Damit ist klar, was Eintracht Braunschweigs Trainer Helmuth Johannsen meint, wenn er darauf hinweist: „Nach der Heimniederlage gegen Neunkirchen müssen die Frankfurter etwas für ihr Ansehen tun.“ Auch sein Frankfurter Kollege Elek Schwartz ist sich der Bedeutung des Auftretens seiner Spieler bewusst: „Diesmal hoffe ich auf eine bessere Berufsmoral meiner Männer!“ Er verlässt sich jedoch nicht nur auf seine Hoffnung, sondern ersetzt zusätzlich Istvan Sztani durch den kampfstarken Jürgen Friedrich, der seine Mitte März erhaltene Chance zwar genutzt hatte, doch zuletzt gegen Neunkirchen Georg Lechner weichen musste.

Bei den Braunschweigern gibt es ebenfalls einen Wechsel: Johannsen muss Nationalspieler Lothar Ulsaß ersetzen, was bei dem spielstarken und torgefährlichsten Braunschweiger aber ein Ding der Unmöglichkeit ist: Es gibt in diesem Kader keinen, der an Ulsaß heranreicht.

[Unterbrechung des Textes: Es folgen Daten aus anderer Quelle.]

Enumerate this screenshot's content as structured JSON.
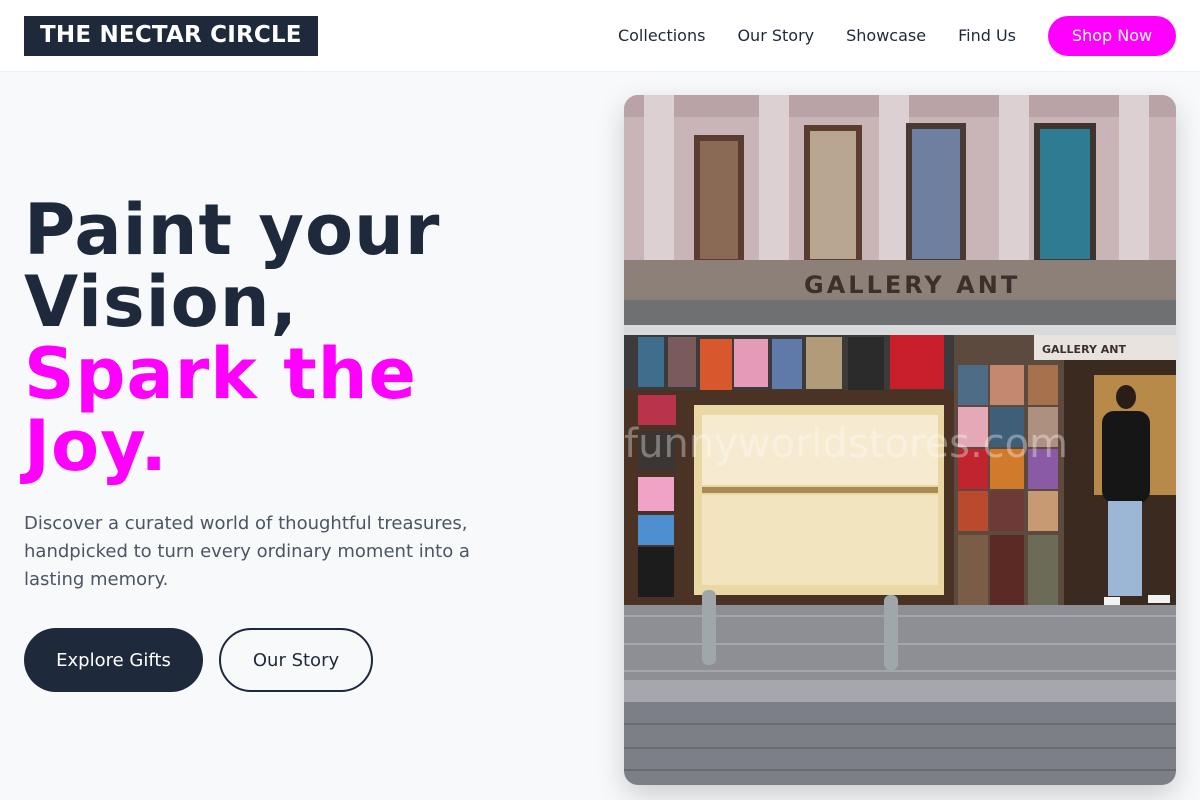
{
  "header": {
    "logo": "THE NECTAR CIRCLE",
    "nav": [
      "Collections",
      "Our Story",
      "Showcase",
      "Find Us"
    ],
    "cta": "Shop Now"
  },
  "hero": {
    "headline_line1": "Paint your",
    "headline_line2": "Vision,",
    "headline_accent1": "Spark the",
    "headline_accent2": "Joy.",
    "subtext": "Discover a curated world of thoughtful treasures, handpicked to turn every ordinary moment into a lasting memory.",
    "primary_button": "Explore Gifts",
    "secondary_button": "Our Story"
  },
  "image": {
    "sign_text": "GALLERY ANT",
    "small_sign_text": "GALLERY ANT",
    "watermark": "funnyworldstores.com"
  },
  "colors": {
    "brand_dark": "#1e293b",
    "accent": "#ff00ff",
    "background": "#f8f9fb"
  }
}
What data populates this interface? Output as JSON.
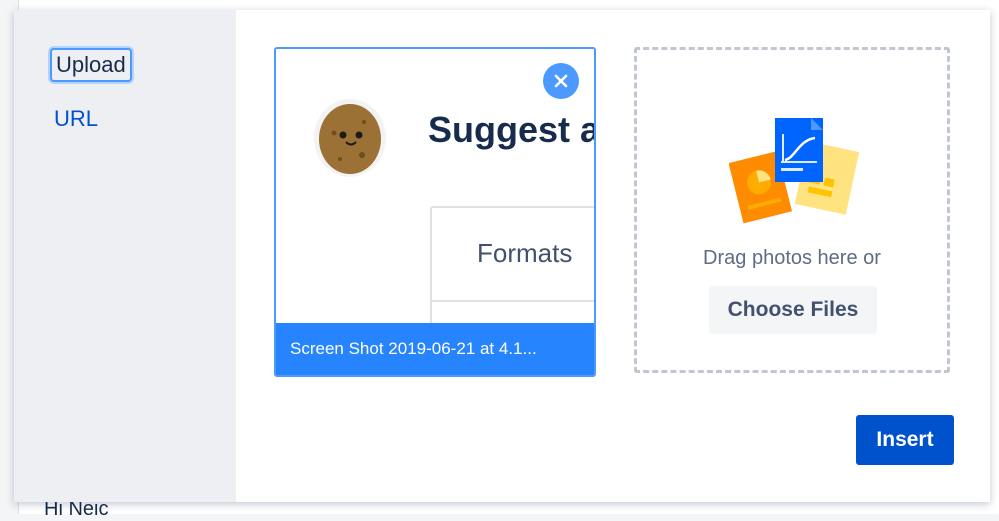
{
  "background": {
    "text": "Hi Neic"
  },
  "dialog": {
    "tabs": [
      {
        "label": "Upload",
        "active": true
      },
      {
        "label": "URL",
        "active": false
      }
    ],
    "file_card": {
      "filename": "Screen Shot 2019-06-21 at 4.1...",
      "preview": {
        "title": "Suggest a",
        "box_label": "Formats"
      },
      "close_icon": "close-icon"
    },
    "dropzone": {
      "text": "Drag photos here or",
      "choose_label": "Choose Files",
      "illustration_icon": "documents-icon"
    },
    "insert_label": "Insert"
  },
  "colors": {
    "accent": "#0052cc",
    "selection": "#4c9aff",
    "caption_bg": "#2684ff",
    "sidebar_bg": "#eeeff2"
  }
}
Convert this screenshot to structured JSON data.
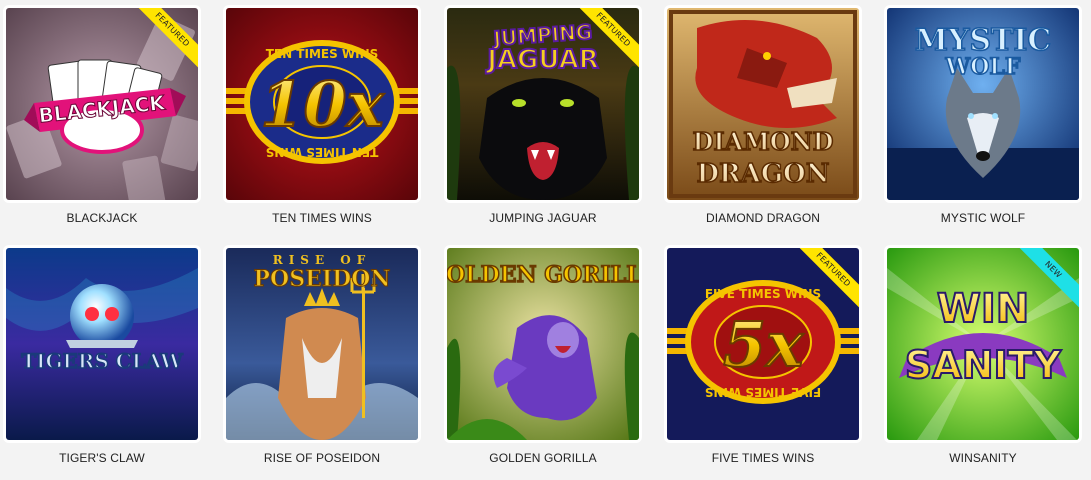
{
  "games": [
    {
      "title": "BLACKJACK",
      "badge": "FEATURED",
      "badge_color": "#ffe400",
      "art_text": "BLACKJACK"
    },
    {
      "title": "TEN TIMES WINS",
      "badge": "",
      "art_text": "10x",
      "art_ring": "TEN TIMES WINS"
    },
    {
      "title": "JUMPING JAGUAR",
      "badge": "FEATURED",
      "badge_color": "#ffe400",
      "art_text_1": "JUMPING",
      "art_text_2": "JAGUAR"
    },
    {
      "title": "DIAMOND DRAGON",
      "badge": "",
      "art_text_1": "DIAMOND",
      "art_text_2": "DRAGON"
    },
    {
      "title": "MYSTIC WOLF",
      "badge": "",
      "art_text_1": "MYSTIC",
      "art_text_2": "WOLF"
    },
    {
      "title": "TIGER'S CLAW",
      "badge": "",
      "art_text": "TIGERS CLAW"
    },
    {
      "title": "RISE OF POSEIDON",
      "badge": "",
      "art_text_1": "RISE OF",
      "art_text_2": "POSEIDON"
    },
    {
      "title": "GOLDEN GORILLA",
      "badge": "",
      "art_text": "GOLDEN GORILLA"
    },
    {
      "title": "FIVE TIMES WINS",
      "badge": "FEATURED",
      "badge_color": "#ffe400",
      "art_text": "5x",
      "art_ring": "FIVE TIMES WINS"
    },
    {
      "title": "WINSANITY",
      "badge": "NEW",
      "badge_color": "#1ee0e6",
      "art_text_1": "WIN",
      "art_text_2": "SANITY"
    }
  ]
}
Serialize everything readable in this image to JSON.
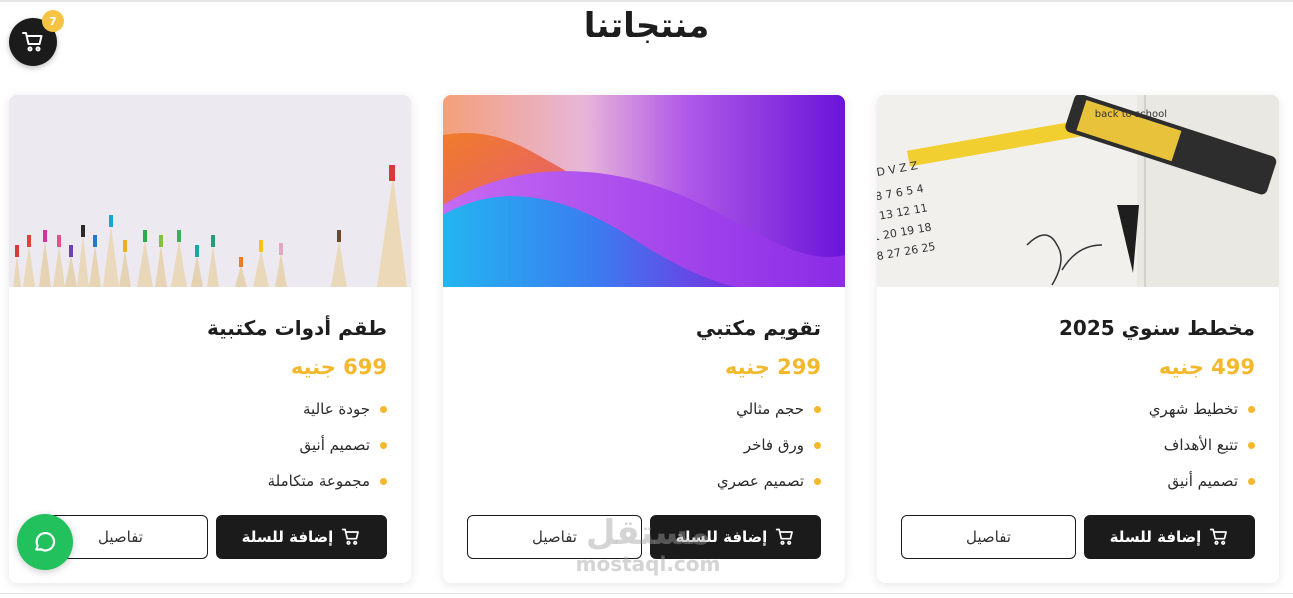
{
  "page": {
    "title": "منتجاتنا"
  },
  "cart": {
    "count": "7",
    "icon": "cart-icon"
  },
  "chat": {
    "icon": "chat-bubble-icon",
    "color": "#22c15e"
  },
  "accent_color": "#f4b82c",
  "watermark": {
    "arabic": "مستقل",
    "latin": "mostaql.com"
  },
  "products": [
    {
      "title": "مخطط سنوي 2025",
      "price": "499 جنيه",
      "image": "planner-calendar-marker-photo",
      "features": [
        "تخطيط شهري",
        "تتبع الأهداف",
        "تصميم أنيق"
      ],
      "add_label": "إضافة للسلة",
      "details_label": "تفاصيل"
    },
    {
      "title": "تقويم مكتبي",
      "price": "299 جنيه",
      "image": "gradient-wave-abstract",
      "features": [
        "حجم مثالي",
        "ورق فاخر",
        "تصميم عصري"
      ],
      "add_label": "إضافة للسلة",
      "details_label": "تفاصيل"
    },
    {
      "title": "طقم أدوات مكتبية",
      "price": "699 جنيه",
      "image": "colored-pencils-photo",
      "features": [
        "جودة عالية",
        "تصميم أنيق",
        "مجموعة متكاملة"
      ],
      "add_label": "إضافة للسلة",
      "details_label": "تفاصيل"
    }
  ]
}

Wolf-Rüdiger Krause, der von 1963 bis 1965 in der Amateur-Mannschaft der Niedersachsen spielte, nimmt den frei gewordenen Platz ein und kommt so zu seinem dritten Bundesligaeinsatz. Krause ist schnell und verfügt über eine sehr gute Technik, doch fehlt dem 65 Kilogramm leichten Offensivspieler das Durchsetzungsvermögen. Dennoch hofft Johannsen, dass dem 21 Jahre alten Angreifer heute Abend sein zweiter Bundesligatreffer gelingt.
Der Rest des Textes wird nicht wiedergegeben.